The ultimate, of course, is to build an Australian-made fully electric vehicle which is fuelled by photovoltaics or renewable energy. Then you are not even going to have your dependence on foreign oil. Because Europe set high standards to deal with climate change, they are already at the point of plug-in hybrids. In London and Paris there are several plug-in stations in the cities. That is an urban solution at this point, but we are nowhere near that because there is not the innovation in the Australian car manufacturing sector that there ought to be. That is because for a decade the coalition did not see the global trend of climate change and its effect on consumer behaviour. It simply looked to the Americans, to Ford, and watched them fall on their faces, with the consequent falling of the dominoes here and the loss of jobs. The loss of those jobs in the car industry in the last decade would have been avoided if Australia had seen far enough ahead, imposed high mandatory vehicle fuel efficiency standards and tied all subsidies to the production of cars to meet them. Then we would have built ourselves into a globally competitive position.

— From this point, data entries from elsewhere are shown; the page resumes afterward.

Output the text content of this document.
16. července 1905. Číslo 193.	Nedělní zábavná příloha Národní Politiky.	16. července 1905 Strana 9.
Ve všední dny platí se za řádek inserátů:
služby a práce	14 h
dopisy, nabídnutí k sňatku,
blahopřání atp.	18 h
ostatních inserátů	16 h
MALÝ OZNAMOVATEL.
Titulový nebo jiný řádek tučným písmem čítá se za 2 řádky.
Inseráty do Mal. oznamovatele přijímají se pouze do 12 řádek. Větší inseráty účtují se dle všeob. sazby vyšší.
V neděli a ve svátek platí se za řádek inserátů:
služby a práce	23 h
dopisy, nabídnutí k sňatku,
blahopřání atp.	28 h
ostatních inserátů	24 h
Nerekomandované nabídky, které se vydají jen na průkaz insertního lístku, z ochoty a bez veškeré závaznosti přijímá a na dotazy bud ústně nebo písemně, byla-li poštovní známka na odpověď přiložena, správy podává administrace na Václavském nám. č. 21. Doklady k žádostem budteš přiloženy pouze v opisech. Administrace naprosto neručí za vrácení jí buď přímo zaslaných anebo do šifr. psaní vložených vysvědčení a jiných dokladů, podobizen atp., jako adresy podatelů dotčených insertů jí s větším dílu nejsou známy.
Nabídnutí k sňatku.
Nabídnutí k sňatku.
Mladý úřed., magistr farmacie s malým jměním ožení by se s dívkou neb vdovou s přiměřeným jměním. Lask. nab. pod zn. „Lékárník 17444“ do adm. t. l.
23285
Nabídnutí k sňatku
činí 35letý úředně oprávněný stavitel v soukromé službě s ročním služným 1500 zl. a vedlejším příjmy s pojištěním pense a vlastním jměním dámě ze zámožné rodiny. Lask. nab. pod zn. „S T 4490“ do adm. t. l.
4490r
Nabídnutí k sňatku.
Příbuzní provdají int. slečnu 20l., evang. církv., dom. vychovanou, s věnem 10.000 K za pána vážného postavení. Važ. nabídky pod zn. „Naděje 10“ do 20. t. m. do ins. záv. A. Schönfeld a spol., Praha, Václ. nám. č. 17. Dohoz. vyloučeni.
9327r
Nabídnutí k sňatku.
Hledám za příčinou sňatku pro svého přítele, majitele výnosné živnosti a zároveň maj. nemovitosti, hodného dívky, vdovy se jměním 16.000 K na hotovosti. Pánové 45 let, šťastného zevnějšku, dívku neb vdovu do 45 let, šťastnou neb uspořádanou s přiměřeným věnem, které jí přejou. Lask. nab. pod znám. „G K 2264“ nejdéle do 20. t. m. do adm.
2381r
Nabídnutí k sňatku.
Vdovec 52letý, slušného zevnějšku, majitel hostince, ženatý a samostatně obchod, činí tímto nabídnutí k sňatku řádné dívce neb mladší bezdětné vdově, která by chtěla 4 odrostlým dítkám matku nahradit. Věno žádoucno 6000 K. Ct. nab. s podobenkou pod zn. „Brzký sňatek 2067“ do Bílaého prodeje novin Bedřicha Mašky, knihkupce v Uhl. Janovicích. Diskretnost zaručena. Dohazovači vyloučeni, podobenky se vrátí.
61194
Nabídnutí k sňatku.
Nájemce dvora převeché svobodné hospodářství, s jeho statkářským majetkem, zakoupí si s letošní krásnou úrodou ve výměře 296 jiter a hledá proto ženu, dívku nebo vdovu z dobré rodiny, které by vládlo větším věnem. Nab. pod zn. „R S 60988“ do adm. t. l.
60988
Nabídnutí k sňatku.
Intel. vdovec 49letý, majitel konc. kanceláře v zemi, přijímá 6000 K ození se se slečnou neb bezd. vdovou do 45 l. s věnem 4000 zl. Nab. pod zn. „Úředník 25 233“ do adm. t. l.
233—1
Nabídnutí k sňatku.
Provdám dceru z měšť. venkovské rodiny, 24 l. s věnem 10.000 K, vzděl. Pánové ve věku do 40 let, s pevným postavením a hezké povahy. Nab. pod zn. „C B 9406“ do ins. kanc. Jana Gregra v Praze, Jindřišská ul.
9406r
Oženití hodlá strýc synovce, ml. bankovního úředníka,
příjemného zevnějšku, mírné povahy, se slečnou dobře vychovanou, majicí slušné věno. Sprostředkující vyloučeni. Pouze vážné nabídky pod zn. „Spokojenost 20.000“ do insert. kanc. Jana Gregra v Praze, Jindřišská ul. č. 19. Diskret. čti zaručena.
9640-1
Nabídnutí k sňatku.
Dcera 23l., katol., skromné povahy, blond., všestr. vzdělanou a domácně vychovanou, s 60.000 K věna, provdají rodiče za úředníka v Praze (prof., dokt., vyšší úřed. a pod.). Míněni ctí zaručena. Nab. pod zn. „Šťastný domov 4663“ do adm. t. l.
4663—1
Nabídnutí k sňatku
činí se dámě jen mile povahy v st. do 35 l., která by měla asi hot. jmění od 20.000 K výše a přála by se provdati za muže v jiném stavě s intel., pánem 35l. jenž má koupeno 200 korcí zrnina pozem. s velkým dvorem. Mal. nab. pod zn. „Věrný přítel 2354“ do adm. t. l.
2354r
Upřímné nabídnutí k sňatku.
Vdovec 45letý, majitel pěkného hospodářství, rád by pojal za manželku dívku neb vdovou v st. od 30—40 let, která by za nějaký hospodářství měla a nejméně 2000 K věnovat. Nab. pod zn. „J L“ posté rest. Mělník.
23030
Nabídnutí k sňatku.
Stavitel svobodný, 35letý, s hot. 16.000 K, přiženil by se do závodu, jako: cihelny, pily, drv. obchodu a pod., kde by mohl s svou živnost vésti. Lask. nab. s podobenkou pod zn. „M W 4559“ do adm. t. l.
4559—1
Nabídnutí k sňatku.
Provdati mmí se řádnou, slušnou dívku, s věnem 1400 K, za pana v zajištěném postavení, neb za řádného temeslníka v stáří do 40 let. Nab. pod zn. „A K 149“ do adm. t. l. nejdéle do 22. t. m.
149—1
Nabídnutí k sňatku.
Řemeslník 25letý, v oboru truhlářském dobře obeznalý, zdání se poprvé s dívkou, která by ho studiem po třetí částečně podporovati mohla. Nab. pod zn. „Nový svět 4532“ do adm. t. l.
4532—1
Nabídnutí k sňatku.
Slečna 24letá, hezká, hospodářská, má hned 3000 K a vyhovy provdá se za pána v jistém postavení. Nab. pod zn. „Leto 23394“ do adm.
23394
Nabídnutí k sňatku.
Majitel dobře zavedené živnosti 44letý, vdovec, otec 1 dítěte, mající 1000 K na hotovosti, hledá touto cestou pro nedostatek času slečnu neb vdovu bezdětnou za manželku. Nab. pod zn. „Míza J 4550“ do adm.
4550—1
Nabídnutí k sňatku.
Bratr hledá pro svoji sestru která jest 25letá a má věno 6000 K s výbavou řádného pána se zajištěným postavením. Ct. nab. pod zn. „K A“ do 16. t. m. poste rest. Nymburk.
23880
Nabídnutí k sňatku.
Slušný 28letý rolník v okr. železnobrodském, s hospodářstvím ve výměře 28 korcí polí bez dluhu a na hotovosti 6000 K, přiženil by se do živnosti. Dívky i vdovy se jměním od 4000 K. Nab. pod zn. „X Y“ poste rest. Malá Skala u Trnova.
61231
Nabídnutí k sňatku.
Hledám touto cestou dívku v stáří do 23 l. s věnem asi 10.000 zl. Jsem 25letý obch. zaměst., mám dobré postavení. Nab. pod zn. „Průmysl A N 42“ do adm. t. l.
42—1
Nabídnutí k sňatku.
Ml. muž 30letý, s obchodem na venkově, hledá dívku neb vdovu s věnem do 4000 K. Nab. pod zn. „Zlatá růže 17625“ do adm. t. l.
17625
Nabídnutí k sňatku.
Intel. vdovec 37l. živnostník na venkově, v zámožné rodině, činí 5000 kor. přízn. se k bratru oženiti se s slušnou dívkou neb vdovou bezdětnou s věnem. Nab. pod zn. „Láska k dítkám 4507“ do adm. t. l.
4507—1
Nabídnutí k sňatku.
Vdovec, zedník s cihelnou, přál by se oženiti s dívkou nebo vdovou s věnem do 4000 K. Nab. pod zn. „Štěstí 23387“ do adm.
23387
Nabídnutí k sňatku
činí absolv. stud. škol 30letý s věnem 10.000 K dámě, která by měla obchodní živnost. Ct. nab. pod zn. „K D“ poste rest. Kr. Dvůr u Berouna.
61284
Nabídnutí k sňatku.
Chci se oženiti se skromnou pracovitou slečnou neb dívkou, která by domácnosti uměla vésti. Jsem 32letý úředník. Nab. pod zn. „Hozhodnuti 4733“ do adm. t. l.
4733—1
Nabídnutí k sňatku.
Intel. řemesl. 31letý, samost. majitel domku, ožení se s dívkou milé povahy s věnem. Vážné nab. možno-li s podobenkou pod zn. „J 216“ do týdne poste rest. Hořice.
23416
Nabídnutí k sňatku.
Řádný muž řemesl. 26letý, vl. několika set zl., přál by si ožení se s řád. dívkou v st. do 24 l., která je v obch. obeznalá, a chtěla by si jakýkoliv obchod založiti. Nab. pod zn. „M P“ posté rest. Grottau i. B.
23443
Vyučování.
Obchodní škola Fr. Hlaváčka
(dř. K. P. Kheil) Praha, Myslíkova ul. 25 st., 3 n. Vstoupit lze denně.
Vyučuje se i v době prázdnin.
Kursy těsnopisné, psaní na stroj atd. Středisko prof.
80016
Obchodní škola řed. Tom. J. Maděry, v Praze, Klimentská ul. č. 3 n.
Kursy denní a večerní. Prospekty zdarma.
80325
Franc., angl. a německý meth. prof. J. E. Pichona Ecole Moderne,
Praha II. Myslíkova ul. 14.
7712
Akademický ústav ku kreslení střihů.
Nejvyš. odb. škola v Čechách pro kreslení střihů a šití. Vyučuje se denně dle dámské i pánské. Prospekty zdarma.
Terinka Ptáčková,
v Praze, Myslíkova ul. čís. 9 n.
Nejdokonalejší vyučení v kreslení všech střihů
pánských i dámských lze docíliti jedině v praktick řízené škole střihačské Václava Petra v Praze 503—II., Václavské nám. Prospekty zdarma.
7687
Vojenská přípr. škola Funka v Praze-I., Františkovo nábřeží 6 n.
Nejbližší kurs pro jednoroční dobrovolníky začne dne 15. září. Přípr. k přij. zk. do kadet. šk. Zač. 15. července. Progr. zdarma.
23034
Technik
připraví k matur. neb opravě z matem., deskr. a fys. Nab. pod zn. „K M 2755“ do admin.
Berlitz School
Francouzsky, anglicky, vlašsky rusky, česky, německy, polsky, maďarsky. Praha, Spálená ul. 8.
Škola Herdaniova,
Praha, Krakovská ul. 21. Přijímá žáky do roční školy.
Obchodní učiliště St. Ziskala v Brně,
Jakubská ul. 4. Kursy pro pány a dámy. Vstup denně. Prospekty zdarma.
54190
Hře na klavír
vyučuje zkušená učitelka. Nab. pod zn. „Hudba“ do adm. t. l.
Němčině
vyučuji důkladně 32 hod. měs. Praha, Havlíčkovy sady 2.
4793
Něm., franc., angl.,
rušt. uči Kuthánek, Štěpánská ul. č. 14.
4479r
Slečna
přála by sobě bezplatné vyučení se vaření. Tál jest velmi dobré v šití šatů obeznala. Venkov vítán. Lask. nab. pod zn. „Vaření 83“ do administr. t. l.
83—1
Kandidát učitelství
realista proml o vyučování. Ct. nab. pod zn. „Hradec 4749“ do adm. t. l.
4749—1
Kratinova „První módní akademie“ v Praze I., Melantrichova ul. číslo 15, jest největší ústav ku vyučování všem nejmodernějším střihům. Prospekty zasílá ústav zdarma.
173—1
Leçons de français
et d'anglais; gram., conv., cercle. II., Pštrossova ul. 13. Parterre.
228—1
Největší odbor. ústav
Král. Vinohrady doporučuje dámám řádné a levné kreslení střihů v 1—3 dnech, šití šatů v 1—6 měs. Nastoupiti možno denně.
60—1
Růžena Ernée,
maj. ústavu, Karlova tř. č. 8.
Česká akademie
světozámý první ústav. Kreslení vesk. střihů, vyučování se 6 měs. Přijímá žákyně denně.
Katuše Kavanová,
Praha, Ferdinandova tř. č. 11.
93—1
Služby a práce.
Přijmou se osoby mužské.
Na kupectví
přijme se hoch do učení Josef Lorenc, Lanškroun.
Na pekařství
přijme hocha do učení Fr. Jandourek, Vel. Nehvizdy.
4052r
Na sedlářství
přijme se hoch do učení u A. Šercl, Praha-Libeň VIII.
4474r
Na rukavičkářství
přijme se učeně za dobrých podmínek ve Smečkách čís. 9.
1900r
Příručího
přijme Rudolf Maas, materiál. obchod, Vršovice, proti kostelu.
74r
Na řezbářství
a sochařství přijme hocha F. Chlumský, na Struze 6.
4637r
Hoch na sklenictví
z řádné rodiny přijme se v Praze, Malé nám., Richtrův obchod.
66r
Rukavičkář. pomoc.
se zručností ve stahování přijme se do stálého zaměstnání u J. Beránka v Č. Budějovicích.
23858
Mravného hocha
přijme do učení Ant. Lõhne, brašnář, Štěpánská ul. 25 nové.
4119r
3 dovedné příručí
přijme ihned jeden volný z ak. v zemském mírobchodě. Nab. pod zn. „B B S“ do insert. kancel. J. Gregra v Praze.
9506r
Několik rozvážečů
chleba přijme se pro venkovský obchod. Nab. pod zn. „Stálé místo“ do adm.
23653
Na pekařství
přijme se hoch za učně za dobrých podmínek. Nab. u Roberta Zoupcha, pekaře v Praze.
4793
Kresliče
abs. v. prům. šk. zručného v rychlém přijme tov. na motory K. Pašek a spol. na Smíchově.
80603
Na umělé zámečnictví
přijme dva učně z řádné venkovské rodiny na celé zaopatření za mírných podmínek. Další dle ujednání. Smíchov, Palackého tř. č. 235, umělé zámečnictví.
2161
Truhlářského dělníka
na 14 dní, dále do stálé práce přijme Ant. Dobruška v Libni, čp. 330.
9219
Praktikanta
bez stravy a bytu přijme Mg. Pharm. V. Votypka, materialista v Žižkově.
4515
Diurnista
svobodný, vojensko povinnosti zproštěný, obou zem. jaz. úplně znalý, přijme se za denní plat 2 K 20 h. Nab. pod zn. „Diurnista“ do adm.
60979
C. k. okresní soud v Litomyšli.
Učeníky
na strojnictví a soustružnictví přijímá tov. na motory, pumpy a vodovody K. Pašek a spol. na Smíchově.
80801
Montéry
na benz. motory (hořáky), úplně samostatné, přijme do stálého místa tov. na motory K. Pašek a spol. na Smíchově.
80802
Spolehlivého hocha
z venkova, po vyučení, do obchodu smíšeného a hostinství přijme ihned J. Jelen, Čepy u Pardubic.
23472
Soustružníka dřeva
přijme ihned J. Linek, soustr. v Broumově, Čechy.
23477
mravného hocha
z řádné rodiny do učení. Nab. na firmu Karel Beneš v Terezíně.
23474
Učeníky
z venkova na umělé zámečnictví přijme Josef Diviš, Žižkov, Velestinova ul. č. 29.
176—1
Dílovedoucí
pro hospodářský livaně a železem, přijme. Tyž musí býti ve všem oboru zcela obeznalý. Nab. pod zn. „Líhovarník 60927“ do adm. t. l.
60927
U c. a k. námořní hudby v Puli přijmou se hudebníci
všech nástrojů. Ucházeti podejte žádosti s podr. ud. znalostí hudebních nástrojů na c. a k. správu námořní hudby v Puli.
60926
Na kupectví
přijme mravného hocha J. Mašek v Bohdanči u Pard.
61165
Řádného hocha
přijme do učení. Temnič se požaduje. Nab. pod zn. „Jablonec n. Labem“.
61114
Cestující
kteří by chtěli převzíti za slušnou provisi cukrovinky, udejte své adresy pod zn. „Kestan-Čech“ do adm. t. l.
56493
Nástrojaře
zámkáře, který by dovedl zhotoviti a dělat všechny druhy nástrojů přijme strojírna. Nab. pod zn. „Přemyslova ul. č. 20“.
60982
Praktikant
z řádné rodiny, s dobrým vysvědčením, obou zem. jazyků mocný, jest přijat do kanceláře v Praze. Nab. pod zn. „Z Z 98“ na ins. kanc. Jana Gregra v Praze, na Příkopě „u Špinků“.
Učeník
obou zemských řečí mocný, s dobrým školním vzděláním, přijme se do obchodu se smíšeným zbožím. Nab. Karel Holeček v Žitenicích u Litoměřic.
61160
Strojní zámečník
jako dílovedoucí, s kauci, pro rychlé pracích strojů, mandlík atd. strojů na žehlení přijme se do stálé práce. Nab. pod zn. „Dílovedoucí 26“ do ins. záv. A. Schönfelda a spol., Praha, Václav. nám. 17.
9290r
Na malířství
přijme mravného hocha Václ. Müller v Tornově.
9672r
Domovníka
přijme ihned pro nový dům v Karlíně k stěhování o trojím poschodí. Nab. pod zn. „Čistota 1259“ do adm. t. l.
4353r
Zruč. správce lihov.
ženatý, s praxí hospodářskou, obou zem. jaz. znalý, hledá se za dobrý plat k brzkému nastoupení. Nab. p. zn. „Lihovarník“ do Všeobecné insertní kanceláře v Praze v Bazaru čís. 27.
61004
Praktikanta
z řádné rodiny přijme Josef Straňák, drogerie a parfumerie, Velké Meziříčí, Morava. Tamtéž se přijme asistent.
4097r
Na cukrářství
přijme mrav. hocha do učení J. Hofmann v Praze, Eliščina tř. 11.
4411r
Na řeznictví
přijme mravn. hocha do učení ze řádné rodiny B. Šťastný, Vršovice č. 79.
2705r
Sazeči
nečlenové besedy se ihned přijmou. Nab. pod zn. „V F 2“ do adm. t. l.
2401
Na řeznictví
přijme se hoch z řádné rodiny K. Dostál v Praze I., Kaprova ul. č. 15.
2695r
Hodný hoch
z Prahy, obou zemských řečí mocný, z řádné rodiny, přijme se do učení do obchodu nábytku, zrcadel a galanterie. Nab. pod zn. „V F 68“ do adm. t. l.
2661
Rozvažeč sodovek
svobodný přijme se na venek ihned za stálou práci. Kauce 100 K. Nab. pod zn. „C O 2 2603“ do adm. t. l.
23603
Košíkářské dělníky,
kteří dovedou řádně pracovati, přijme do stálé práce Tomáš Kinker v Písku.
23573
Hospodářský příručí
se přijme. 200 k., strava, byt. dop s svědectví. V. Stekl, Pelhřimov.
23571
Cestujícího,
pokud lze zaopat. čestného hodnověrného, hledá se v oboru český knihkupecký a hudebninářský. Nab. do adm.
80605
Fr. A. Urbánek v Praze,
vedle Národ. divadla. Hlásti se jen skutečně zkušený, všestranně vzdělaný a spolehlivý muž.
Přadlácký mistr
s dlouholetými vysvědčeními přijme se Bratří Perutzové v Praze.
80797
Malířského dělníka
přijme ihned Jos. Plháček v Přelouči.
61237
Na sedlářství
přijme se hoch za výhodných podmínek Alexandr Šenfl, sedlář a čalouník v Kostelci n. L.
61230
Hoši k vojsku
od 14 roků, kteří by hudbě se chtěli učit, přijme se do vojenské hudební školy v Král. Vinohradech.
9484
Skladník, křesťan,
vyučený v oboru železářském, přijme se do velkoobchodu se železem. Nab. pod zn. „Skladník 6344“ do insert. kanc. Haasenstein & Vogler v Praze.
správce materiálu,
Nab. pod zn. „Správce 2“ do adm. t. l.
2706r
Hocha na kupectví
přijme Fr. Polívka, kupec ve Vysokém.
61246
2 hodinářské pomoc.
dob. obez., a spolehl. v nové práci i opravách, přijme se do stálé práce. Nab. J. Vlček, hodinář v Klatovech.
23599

To summarise: we are grateful for the negotiations with the government around this issue; we think it is consistent with the government’s policy on reducing emissions; and we are pleased to be able to get to a point where the Henry tax review is going to look at this phase-out of luxury cars and phase-in of fuel efficient ones and, at the same time, get exemptions from the luxury car tax for vehicles that have a seven-litre or better vehicle fuel efficiency. It is a win for the climate; it is a win for the direction we need to take Australia in car manufacturing and jobs. I reiterate: this is a luxury car tax and there are a lot of vehicles on the market in Australia that come in under the threshold.